Introduction

Goodreads.com is a popular literary social media site that catalogs books, provides a platform for ratings and reviews, and helps users find their next book to read based on their interests and the recommendations of other users. With over 20 million users and 10 million books catalogued, data from Goodreads is a valuable source for analysing the popular opinions of books based on reader sentiment without input from professional critic opinions. The following analysis investigates a variety of different perspectives of book popularity adn gives some visualization to popularity trends.


Dataset

The dataset used for this analysis is goodbook-10k from GitHub user Zygmunt Zajac available at https://raw.githubusercontent.com/zygmuntz/goodbooks-10k/master/books.csv. The set includes the 10,000 books with the most number of reviews, with a total of 6 million ratings.

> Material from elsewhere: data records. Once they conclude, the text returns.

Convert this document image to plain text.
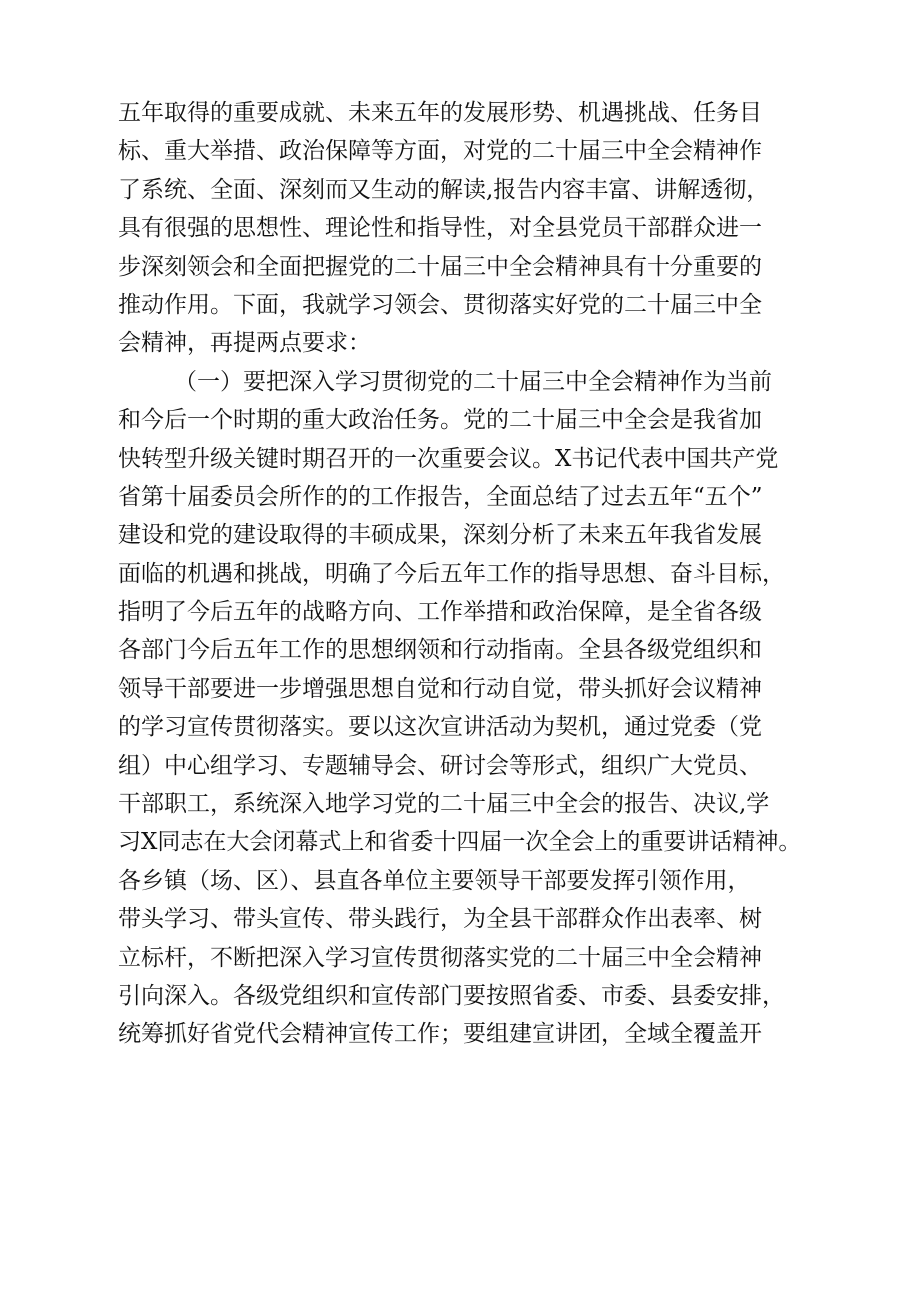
五年取得的重要成就、未来五年的发展形势、机遇挑战、任务目
标、重大举措、政治保障等方面，对党的二十届三中全会精神作
了系统、全面、深刻而又生动的解读,报告内容丰富、讲解透彻，
具有很强的思想性、理论性和指导性，对全县党员干部群众进一
步深刻领会和全面把握党的二十届三中全会精神具有十分重要的
推动作用。下面，我就学习领会、贯彻落实好党的二十届三中全
会精神，再提两点要求：
（一）要把深入学习贯彻党的二十届三中全会精神作为当前
和今后一个时期的重大政治任务。党的二十届三中全会是我省加
快转型升级关键时期召开的一次重要会议。X书记代表中国共产党
省第十届委员会所作的的工作报告，全面总结了过去五年“五个”
建设和党的建设取得的丰硕成果，深刻分析了未来五年我省发展
面临的机遇和挑战，明确了今后五年工作的指导思想、奋斗目标，
指明了今后五年的战略方向、工作举措和政治保障，是全省各级
各部门今后五年工作的思想纲领和行动指南。全县各级党组织和
领导干部要进一步增强思想自觉和行动自觉，带头抓好会议精神
的学习宣传贯彻落实。要以这次宣讲活动为契机，通过党委（党
组）中心组学习、专题辅导会、研讨会等形式，组织广大党员、
干部职工，系统深入地学习党的二十届三中全会的报告、决议,学
习X同志在大会闭幕式上和省委十四届一次全会上的重要讲话精神。
各乡镇（场、区）、县直各单位主要领导干部要发挥引领作用，
带头学习、带头宣传、带头践行，为全县干部群众作出表率、树
立标杆，不断把深入学习宣传贯彻落实党的二十届三中全会精神
引向深入。各级党组织和宣传部门要按照省委、市委、县委安排，
统筹抓好省党代会精神宣传工作；要组建宣讲团，全域全覆盖开
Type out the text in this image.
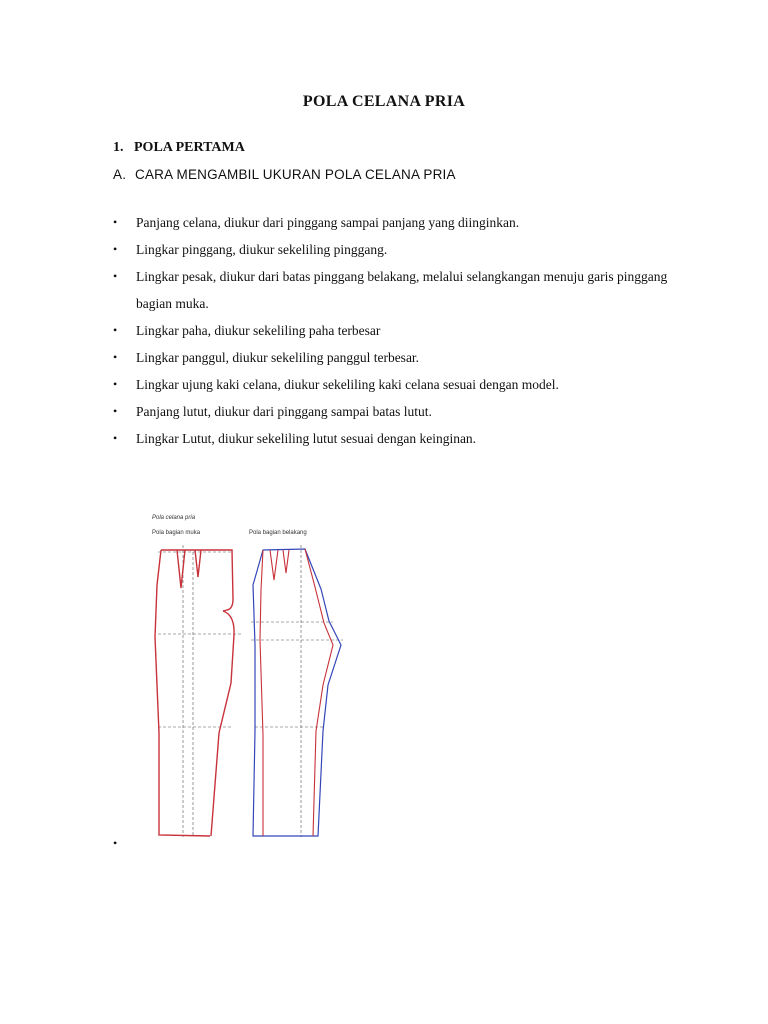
POLA CELANA PRIA
1. POLA PERTAMA
A. CARA MENGAMBIL UKURAN POLA CELANA PRIA
• Panjang celana, diukur dari pinggang sampai panjang yang diinginkan.
• Lingkar pinggang, diukur sekeliling pinggang.
• Lingkar pesak, diukur dari batas pinggang belakang, melalui selangkangan menuju garis pinggang bagian muka.
• Lingkar paha, diukur sekeliling paha terbesar
• Lingkar panggul, diukur sekeliling panggul terbesar.
• Lingkar ujung kaki celana, diukur sekeliling kaki celana sesuai dengan model.
• Panjang lutut, diukur dari pinggang sampai batas lutut.
• Lingkar Lutut, diukur sekeliling lutut sesuai dengan keinginan.
Pola celana pria
Pola bagian muka	Pola bagian belakang
•
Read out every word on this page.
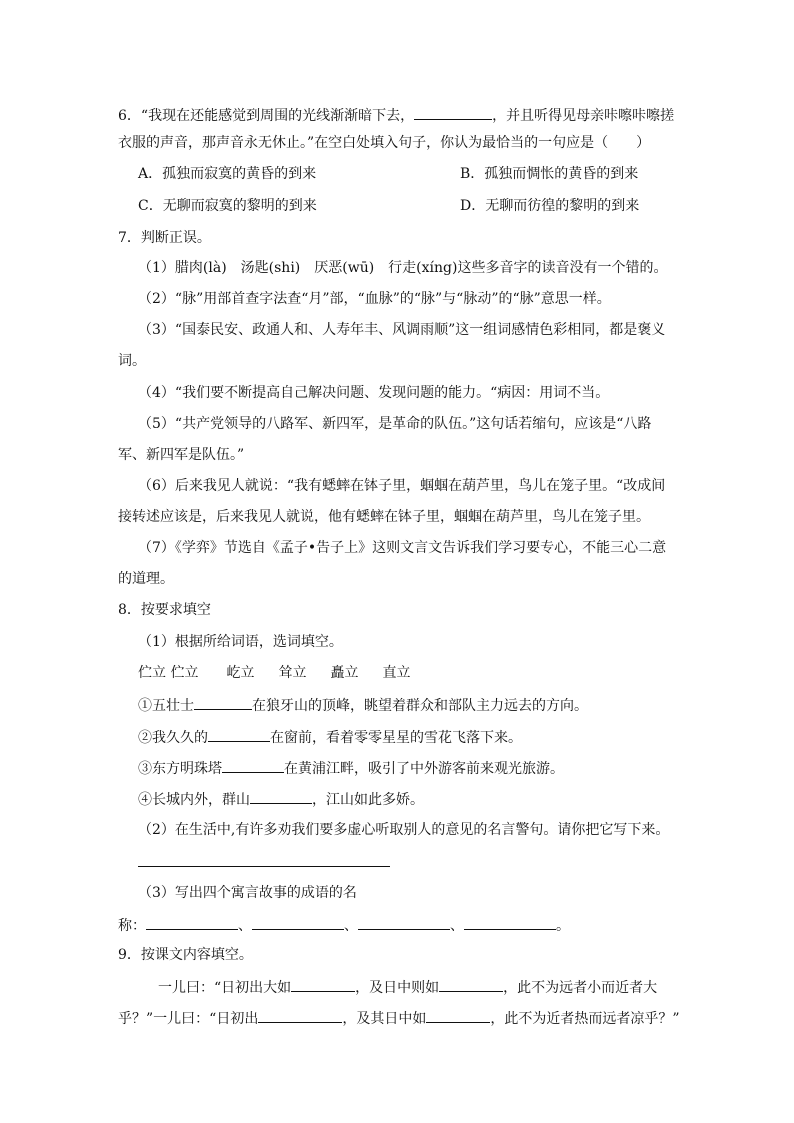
6．“我现在还能感觉到周围的光线渐渐暗下去，	，并且听得见母亲咔嚓咔嚓搓
衣服的声音，那声音永无休止。”在空白处填入句子，你认为最恰当的一句应是（　　）
A．孤独而寂寞的黄昏的到来	B．孤独而惆怅的黄昏的到来
C．无聊而寂寞的黎明的到来	D．无聊而彷徨的黎明的到来
7．判断正误。
（1）腊肉(là)　汤匙(shi)　厌恶(wū)　行走(xíng)这些多音字的读音没有一个错的。
（2）“脉”用部首查字法查“月”部，“血脉”的“脉”与“脉动”的“脉”意思一样。
（3）“国泰民安、政通人和、人寿年丰、风调雨顺”这一组词感情色彩相同，都是褒义
词。
（4）“我们要不断提高自己解决问题、发现问题的能力。“病因：用词不当。
（5）“共产党领导的八路军、新四军，是革命的队伍。”这句话若缩句，应该是“八路
军、新四军是队伍。”
（6）后来我见人就说：“我有蟋蟀在钵子里，蝈蝈在葫芦里，鸟儿在笼子里。“改成间
接转述应该是，后来我见人就说，他有蟋蟀在钵子里，蝈蝈在葫芦里，鸟儿在笼子里。
（7）《学弈》节选自《孟子•告子上》这则文言文告诉我们学习要专心，不能三心二意
的道理。
8．按要求填空
（1）根据所给词语，选词填空。
伫立 伫立 屹立 耸立 矗立 直立
①五壮士	在狼牙山的顶峰，眺望着群众和部队主力远去的方向。
②我久久的	在窗前，看着零零星星的雪花飞落下来。
③东方明珠塔	在黄浦江畔，吸引了中外游客前来观光旅游。
④长城内外，群山	，江山如此多娇。
（2）在生活中,有许多劝我们要多虚心听取别人的意见的名言警句。请你把它写下来。
（3）写出四个寓言故事的成语的名
称：	、	、	、	。
9．按课文内容填空。
一儿曰：“日初出大如	，及日中则如	，此不为远者小而近者大
乎？”一儿曰：“日初出	，及其日中如	，此不为近者热而远者凉乎？”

Reviews are considered written opinions of a work and ratings are considered numerical categorization between 1 and 5, with 5 being the most positive. Some books may come in multiple formats or editions are included as only one record considered a “work.”
     

Analysis and Visualizations


Ratings by Year

The oldest book in the dataset is The Epic of Gilgamesh first published in 1750 BCE, and the latest books in the dataset are from 2017. While most books are later years, a summary of ratings from this range shows an increase in positive ratings through the first millenia, followed by a sharp decrease, and then a staggered increase up through modern times:

Average of Ratings by Year, 2000-2017

A closer look at the more recent years of publication show that since 2000, ratings went down then went positive, peaking around 2011, before dipping negative again:


Number of Ratings by Year

An analysis of the number of ratings by years shows that most ratings were given for books published in the last few hundred years:


5-Star Ratings by Year

Looking at just ratings of 5 stars, it is apparent that books published is recent years recevied the most 5-star ratings:


Average Ratings by Language

Graphing the average rating of books by their original language shows that books in Turkish have the highest average ratings, while books in Arabic have the lowest. Books in English rate in the lower end of the range.


Average Ratings by Year for each Language

Looking at each original language seperately, it is apparent that English has many more reviews that other languages, but also that most languages have the greatest number of reviews in recent years. All languages show that most ratings are the highest in recent years.